Le Zimbabwe vise une inflation à un chiffre début 2026

Maria

Le Zimbabwe vise une inflation à un chiffre début 2026

L’inflation au ZIMBABWE devrait tomber à un chiffre au premier trimestre 2026, a déclaré le ministre des Finances, Mthuli Ncube.

Si cela est réalisé, ce sera la première fois que le Zimbabwe enregistrera une inflation à un chiffre depuis 1997.

En présentant jeudi le budget national 2026 au Parlement, Ncube a déclaré que l’inflation en glissement annuel devrait tomber à 8,1 % au début de 2026.

« L’inflation annuelle actuelle du Zimbabwe, qui est de 19 pour cent, devrait descendre à un chiffre d’ici le premier trimestre de l’année prochaine.

« Si cela se produit, le Zimbabwe aura franchi une étape économique qui n’a pas été atteinte depuis 1997 », a déclaré Ncube.

L’inflation s’est établie à 19 % en novembre, contre 32,7 % en octobre.

Ncube a attribué le déclin continu aux progrès réalisés dans le cadre de la NDS1, citant une croissance économique positive au cours des cinq dernières années, le renforcement de la sécurité alimentaire, l’expansion de l’intermédiation financière, la croissance des exportations, la génération accrue de devises étrangères, le développement des infrastructures et les progrès de l’agriculture en matière de protection contre le climat.

« Les efforts d’assainissement budgétaire commencent à porter leurs fruits.

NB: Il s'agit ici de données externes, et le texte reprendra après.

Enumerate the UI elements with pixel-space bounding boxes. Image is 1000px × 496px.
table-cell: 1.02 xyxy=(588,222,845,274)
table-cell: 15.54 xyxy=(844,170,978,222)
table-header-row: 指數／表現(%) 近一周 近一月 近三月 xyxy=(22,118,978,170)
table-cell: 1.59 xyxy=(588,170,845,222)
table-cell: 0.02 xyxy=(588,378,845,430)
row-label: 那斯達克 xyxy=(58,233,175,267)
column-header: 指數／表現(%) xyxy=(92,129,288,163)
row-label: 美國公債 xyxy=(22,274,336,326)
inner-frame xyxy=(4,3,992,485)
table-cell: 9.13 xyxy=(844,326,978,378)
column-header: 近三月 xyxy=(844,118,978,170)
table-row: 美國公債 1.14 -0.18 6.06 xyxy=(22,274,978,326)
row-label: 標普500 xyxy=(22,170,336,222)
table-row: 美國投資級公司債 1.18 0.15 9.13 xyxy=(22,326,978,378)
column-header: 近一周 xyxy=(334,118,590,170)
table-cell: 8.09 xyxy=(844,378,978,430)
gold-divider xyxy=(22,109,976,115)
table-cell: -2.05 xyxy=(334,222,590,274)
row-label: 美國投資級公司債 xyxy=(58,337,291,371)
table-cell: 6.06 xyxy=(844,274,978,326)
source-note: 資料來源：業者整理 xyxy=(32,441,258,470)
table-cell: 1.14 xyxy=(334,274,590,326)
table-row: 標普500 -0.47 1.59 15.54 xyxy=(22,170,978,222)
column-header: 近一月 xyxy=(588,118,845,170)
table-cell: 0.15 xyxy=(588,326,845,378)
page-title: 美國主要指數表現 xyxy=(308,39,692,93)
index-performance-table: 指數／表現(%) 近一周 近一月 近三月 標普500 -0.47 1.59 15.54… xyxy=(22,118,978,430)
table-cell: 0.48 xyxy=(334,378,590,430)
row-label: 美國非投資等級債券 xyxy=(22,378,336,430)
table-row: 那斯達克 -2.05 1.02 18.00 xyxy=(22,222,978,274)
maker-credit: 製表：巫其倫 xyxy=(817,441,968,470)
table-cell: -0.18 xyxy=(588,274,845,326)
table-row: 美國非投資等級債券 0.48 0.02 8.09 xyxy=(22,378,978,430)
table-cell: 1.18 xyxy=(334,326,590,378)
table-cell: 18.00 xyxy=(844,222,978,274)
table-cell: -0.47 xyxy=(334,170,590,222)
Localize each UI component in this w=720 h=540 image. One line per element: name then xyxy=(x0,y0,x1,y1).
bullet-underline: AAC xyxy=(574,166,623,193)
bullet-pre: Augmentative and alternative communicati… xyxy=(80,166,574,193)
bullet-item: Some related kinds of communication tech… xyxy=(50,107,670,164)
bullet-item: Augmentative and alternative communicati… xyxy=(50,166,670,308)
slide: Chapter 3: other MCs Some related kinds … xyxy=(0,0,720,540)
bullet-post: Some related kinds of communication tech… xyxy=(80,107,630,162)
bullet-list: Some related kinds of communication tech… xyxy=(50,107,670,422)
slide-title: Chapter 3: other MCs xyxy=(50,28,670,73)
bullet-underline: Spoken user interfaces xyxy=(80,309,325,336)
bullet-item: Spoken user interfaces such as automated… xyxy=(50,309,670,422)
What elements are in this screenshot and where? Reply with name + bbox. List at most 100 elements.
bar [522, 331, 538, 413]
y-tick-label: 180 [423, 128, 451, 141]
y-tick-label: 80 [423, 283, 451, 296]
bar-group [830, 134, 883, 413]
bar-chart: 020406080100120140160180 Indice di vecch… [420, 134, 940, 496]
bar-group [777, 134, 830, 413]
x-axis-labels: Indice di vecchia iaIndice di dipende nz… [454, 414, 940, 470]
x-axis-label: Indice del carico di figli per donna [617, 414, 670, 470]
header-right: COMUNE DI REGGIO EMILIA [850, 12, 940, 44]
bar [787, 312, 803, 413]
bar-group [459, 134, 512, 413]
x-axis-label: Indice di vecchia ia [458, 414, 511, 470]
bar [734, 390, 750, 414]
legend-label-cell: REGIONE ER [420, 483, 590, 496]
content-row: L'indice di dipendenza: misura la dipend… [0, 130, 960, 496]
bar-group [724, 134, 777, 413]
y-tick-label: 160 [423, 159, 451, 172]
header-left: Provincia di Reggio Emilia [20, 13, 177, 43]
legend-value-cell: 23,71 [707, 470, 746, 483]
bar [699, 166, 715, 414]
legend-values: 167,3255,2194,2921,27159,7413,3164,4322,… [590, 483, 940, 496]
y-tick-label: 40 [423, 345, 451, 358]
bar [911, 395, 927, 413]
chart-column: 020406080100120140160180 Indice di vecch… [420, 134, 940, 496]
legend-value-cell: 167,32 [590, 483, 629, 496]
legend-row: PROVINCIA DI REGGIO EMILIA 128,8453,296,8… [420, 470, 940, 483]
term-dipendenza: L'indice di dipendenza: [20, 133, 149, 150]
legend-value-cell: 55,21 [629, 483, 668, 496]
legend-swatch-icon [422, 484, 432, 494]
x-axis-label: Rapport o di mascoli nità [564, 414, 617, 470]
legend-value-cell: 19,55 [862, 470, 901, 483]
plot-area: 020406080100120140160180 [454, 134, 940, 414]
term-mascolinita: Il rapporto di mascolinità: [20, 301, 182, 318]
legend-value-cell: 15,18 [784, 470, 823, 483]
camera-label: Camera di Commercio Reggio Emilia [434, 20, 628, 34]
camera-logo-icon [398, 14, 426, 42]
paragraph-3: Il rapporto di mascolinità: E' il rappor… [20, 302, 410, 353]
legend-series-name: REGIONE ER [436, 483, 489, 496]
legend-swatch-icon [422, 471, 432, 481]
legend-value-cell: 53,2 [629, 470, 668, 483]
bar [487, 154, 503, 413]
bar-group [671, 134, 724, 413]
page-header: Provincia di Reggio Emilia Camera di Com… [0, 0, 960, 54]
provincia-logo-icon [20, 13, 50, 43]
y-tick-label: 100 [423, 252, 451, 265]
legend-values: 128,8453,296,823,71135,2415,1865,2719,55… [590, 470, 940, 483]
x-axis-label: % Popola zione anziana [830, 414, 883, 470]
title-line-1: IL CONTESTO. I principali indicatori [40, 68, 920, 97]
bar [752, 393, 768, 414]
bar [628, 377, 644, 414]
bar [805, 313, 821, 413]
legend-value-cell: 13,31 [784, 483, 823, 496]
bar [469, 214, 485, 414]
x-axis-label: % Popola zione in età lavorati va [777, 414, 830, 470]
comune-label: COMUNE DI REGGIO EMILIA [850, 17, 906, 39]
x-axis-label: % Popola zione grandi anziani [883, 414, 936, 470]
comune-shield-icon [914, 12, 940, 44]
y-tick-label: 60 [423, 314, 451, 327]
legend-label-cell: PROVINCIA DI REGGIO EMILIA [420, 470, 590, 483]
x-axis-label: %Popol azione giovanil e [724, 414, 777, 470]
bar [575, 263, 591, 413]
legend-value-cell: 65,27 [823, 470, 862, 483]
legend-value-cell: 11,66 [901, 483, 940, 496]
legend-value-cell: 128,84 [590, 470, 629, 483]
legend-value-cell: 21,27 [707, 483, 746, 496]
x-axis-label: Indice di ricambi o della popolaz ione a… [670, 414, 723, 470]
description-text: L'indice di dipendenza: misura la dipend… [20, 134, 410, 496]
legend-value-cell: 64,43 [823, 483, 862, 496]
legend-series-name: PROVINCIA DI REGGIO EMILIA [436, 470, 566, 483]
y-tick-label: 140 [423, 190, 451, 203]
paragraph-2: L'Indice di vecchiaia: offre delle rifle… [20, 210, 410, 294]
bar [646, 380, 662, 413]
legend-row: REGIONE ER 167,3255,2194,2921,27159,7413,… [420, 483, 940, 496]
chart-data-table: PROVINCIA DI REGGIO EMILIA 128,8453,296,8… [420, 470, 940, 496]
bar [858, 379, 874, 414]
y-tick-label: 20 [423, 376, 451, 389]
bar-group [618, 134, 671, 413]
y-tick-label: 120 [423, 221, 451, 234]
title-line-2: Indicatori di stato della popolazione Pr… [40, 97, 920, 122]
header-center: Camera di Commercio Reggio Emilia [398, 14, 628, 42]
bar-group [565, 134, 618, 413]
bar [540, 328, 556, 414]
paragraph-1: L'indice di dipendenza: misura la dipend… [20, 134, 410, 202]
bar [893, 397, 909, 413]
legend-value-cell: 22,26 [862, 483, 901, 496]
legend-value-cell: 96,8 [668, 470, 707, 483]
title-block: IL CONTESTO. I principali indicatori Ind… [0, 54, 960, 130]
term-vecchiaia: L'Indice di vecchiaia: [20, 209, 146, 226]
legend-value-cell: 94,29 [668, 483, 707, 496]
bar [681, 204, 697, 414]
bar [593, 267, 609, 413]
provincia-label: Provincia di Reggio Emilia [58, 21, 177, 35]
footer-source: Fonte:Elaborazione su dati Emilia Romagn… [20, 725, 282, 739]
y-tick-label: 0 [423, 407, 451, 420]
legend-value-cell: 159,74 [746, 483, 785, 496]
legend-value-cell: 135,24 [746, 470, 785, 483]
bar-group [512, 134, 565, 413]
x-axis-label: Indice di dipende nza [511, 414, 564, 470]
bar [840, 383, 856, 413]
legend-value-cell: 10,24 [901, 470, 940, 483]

La mise en œuvre judicieuse de politiques budgétaires prudentes (essentiellement l’alignement des dépenses et la budgétisation de trésorerie), couplée à une politique monétaire complémentaire, a désormais ancré l’inflation et les anticipations d’inflation, soutenant ainsi la stabilité des prix et la stabilité macroéconomique au cours des douze mois.

« Le budget national 2026 recherche un équilibre entre l’expansion des acquis de la NDS1, tout en préservant la viabilité budgétaire, soulignant l’engagement du gouvernement à promouvoir une stabilité macroéconomique durable et durable », a-t-il déclaré.

Ncube a ajouté que les coûts élevés de la spirale de l’inflation, de la volatilité des devises et de l’instabilité des taux de change au cours de la dernière décennie ont fait de la stabilité macroéconomique la priorité absolue du gouvernement.

« En conséquence, l’objectif du budget national 2026 est de consolider la stabilité de la monnaie, des prix et des taux de change, complétée par une politique monétaire qui se renforce mutuellement. Ainsi, la cohérence des politiques budgétaires et monétaires sera maintenue en 2026 et au-delà. »

Malgré les vents contraires mondiaux, le ministre a déclaré que l’économie nationale est restée résiliente dans un contexte d’incertitude accrue causée par les droits de douane réciproques, les restrictions commerciales contradictoires et les tensions géopolitiques.

La baisse de l’aide au développement, la réduction du financement multilatéral et l’accès limité aux marchés mondiaux des capitaux ont également limité les ressources des petites économies en développement comme le Zimbabwe.

Néanmoins, Ncube a déclaré que le pays continue de réaliser des progrès constants grâce à la prudence budgétaire, à l’alignement des dépenses, à la mobilisation des ressources intérieures, au financement innovant et au déploiement optimal des ressources.

Les risques économiques devraient persister en 2026 et au-delà, même si les pressions commerciales mondiales semblent s’atténuer. En 2025, le Zimbabwe a enregistré une activité économique plus forte, tirée par la demande intérieure et une demande extérieure nette améliorée.

Le produit intérieur brut du Zimbabwe devrait croître de 5,0 % en 2026, selon les Perspectives économiques régionales du FMI publiées en octobre 2025.